A Great Business Telemarketing Pitch with Just One Fatal Flaw...

I was recently forwarded a semi-effective business telemarketing voicemail message left for a business customer from a TelePacific sales person which you can listen to by clicking on the icon at the bottom of this blog post.

For those of you unfamiliar with TelePacific, they're a California business phone company (or CLEC - competitive local exchange carrier) that also does a bit of business in Nevada & Texas. TelePacific is mostly known for fairly aggressive pricing and outbound sales. Which brings us to the point of this blog post.

The transcript of the telemarketing voicemail message is as follows:

"My name is Saundra with TelePacific Communications. And I'm just calling about your account with TW Telecom. And just wanted to touch base with you before your account renews to give you a couple more options. We've recently upgraded the infrastructure in your area allowing us to give you faster internet for a lower price. So give me a call at 949-465-2352. Again, this is Saundra from TelePacific Communications and my number is 949-465-2352."

 

First: THE GOOD

A) She says who she is & why she's calling.

B) She suggests an understanding of the call recipient's account - they have a TW Telecom contract coming up for renewal.

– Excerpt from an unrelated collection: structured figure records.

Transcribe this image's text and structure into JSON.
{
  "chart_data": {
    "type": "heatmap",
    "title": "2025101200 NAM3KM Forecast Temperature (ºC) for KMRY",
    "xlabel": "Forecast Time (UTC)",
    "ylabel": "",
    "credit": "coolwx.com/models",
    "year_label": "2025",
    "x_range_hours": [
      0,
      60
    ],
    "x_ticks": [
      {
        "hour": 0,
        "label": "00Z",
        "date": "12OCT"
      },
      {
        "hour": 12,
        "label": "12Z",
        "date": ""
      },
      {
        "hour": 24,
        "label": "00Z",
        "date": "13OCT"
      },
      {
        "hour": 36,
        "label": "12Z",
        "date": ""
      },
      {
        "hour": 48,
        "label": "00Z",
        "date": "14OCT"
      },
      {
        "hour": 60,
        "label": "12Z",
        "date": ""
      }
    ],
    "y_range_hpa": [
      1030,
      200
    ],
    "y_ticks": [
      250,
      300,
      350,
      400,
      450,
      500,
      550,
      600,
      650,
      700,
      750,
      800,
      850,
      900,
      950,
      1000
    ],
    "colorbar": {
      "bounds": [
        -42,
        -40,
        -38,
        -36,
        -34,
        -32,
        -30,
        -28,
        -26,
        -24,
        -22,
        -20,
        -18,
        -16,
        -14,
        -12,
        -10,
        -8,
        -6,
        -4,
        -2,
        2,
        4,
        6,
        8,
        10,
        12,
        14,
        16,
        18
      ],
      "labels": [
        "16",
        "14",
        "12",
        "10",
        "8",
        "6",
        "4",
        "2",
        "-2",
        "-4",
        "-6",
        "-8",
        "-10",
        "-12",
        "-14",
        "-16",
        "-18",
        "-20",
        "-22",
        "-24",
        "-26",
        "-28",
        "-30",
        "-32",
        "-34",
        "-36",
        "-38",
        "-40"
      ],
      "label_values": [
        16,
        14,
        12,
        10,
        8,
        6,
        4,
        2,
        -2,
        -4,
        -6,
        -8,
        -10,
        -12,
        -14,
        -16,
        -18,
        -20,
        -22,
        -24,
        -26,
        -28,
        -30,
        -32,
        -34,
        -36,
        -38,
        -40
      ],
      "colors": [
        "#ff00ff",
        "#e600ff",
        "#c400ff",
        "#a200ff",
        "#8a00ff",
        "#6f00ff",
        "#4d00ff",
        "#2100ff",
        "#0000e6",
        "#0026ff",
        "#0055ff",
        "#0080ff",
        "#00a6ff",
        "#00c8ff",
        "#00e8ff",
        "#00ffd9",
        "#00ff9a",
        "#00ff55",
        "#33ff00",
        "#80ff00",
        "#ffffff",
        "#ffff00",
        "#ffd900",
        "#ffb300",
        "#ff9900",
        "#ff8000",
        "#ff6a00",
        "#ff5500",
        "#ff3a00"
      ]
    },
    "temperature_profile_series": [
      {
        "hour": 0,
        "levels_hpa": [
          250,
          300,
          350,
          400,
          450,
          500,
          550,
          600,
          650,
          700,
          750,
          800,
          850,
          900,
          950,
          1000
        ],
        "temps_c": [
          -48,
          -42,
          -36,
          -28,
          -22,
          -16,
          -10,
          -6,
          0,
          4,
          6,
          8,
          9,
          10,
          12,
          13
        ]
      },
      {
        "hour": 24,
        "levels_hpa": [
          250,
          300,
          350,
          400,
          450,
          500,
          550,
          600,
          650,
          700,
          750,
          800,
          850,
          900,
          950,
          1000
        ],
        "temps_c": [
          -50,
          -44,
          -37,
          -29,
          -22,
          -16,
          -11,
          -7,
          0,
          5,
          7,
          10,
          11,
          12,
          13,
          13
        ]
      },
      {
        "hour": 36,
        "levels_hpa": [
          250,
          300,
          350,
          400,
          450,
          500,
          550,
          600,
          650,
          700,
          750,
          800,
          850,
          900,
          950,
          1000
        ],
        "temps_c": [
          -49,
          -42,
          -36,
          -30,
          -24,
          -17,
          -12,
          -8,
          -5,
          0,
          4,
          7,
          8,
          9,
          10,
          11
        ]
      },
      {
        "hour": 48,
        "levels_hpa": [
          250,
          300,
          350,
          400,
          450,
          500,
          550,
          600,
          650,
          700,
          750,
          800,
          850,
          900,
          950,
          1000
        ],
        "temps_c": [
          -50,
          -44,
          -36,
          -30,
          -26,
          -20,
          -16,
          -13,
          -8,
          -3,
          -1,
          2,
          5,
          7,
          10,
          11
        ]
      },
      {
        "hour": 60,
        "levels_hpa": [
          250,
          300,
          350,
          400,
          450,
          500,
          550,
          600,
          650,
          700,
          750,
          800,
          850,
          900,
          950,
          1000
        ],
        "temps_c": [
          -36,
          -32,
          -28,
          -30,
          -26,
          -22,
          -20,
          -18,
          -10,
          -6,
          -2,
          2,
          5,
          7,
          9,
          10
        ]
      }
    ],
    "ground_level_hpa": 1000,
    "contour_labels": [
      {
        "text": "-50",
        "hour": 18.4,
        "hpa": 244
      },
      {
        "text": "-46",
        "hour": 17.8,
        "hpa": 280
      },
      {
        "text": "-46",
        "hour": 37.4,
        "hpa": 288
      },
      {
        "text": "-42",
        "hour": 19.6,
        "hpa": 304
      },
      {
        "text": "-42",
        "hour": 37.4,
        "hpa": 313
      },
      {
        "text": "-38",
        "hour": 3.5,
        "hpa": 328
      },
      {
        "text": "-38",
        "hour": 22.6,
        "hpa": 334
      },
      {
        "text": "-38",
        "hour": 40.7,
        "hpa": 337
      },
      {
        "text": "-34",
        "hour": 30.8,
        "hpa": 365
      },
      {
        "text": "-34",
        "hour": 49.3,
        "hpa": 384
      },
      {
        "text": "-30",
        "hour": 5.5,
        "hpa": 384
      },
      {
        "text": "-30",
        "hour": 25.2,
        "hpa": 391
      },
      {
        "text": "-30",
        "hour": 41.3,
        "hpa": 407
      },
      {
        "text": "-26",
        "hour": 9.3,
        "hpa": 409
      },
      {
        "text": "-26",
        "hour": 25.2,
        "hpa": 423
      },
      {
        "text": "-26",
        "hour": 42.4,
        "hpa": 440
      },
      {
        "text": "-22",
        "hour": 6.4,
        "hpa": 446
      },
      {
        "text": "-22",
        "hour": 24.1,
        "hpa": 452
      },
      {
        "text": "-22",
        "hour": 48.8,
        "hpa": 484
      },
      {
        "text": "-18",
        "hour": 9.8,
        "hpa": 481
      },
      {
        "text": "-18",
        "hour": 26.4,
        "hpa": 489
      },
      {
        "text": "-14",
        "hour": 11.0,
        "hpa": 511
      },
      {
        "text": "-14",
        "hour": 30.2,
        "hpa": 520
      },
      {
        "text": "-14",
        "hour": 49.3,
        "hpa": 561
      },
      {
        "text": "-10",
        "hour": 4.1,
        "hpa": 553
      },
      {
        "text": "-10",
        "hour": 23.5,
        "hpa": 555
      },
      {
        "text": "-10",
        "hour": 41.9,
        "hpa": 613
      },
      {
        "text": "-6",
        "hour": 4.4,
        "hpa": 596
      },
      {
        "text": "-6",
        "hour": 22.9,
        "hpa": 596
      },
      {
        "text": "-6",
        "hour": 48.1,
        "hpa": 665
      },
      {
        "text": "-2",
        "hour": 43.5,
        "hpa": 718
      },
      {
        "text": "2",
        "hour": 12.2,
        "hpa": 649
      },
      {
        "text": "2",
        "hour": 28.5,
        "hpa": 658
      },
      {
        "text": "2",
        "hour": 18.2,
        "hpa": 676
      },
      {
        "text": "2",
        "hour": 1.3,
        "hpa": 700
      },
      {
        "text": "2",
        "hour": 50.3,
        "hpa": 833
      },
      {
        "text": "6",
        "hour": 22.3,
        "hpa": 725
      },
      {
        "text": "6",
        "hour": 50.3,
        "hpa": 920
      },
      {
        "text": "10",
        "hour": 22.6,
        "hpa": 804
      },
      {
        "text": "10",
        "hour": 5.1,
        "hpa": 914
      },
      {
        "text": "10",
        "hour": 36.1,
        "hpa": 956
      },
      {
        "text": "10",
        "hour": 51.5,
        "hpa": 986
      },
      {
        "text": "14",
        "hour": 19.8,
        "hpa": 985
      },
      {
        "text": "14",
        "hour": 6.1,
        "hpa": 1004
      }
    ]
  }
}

C) She's offering "options" - faster internet at a lower price due to recent "infrastructure upgrades"

 

Second: THE BAD

 

A) TW Telecom no longer exists - former TW Telecom customers now get a bill from Level3.

B) Saundra uses a phone number that traces back to a pet sitting business.

 

C'MON C.P.!!!!  (From ESPN's "C'mon Man" bit that highlights unprofessional behavior that's inexcusable, laughable or both. We changed "man" to C.P. "cloud professional" because men are not the only ones among our ranks who are embarrassing themselves.)

 

THE SCREW UP

A) "Earth to TelePacific" - Rule number one when writing a telemarketing pitch is consider what the object of your script is going to do with the content of your script. (Hint: they're going to Google search the call-back number and LinkedIn search the caller's name)

B) "Ever Heard of VoIP?" - I ask that rhetorically because TelePacific positions themselves as an expert VoIP services provider and therefore knows that DID (direct inward dial) phone numbers are cheap and can be provisioned almost instantly.

 

THE FIX 

A) Send Saundra a VoIP Phone - Whomever contracted Saundra to make appointment-setting calls for TelePacific should have drop shipped her a VoIP phone to plug into her modem so she didn't need to use her personal phone for TelePacific contract calls. This fix would have cost TelePacific about $50 for a cheap, single-line VoIP phone with a unique phone number on TelePacific's VoIP phone service.

B) Set Saundra up with a LinikedIn Profile (with a professional headshot) - LinkedIn pages take about 5 minutes to setup and are free. You could use the photo of Saundra from her website on the LinkedIn page but by the time you Photoshop out the cat, there's not enough left to make it look like a professional headshot. Headshots are about $50.

 

THE BOTTOM LINE

A) Neither Saundra nor TelePacific are "Bad People" they just both got caught up in some bad sales & marketing technique.

B) If you can't do it right (spending the $100 described in "the Fix" above), it's best to not do it at all.

C) Prospects are not idiots. They are unlikely to purchase business internet services from professional pet sitters.

 

BLOG POST NOTES

A) This is what it looks like in your "voicemail email" when you leave someone a telemarketing message from a phone number that's listed on the internet:

This is why you don't want your sales representatives using their own phone numbers for your telemarketing sales calls. The first thing the recipient is going to do if they're intersted is Google both the phone number and the name.

B) This is what you find when you Google 949-456-2352:

This is why (reason #2) you shouldn't have your telemarketing people use their personal phone numbers for calls they're doing for you.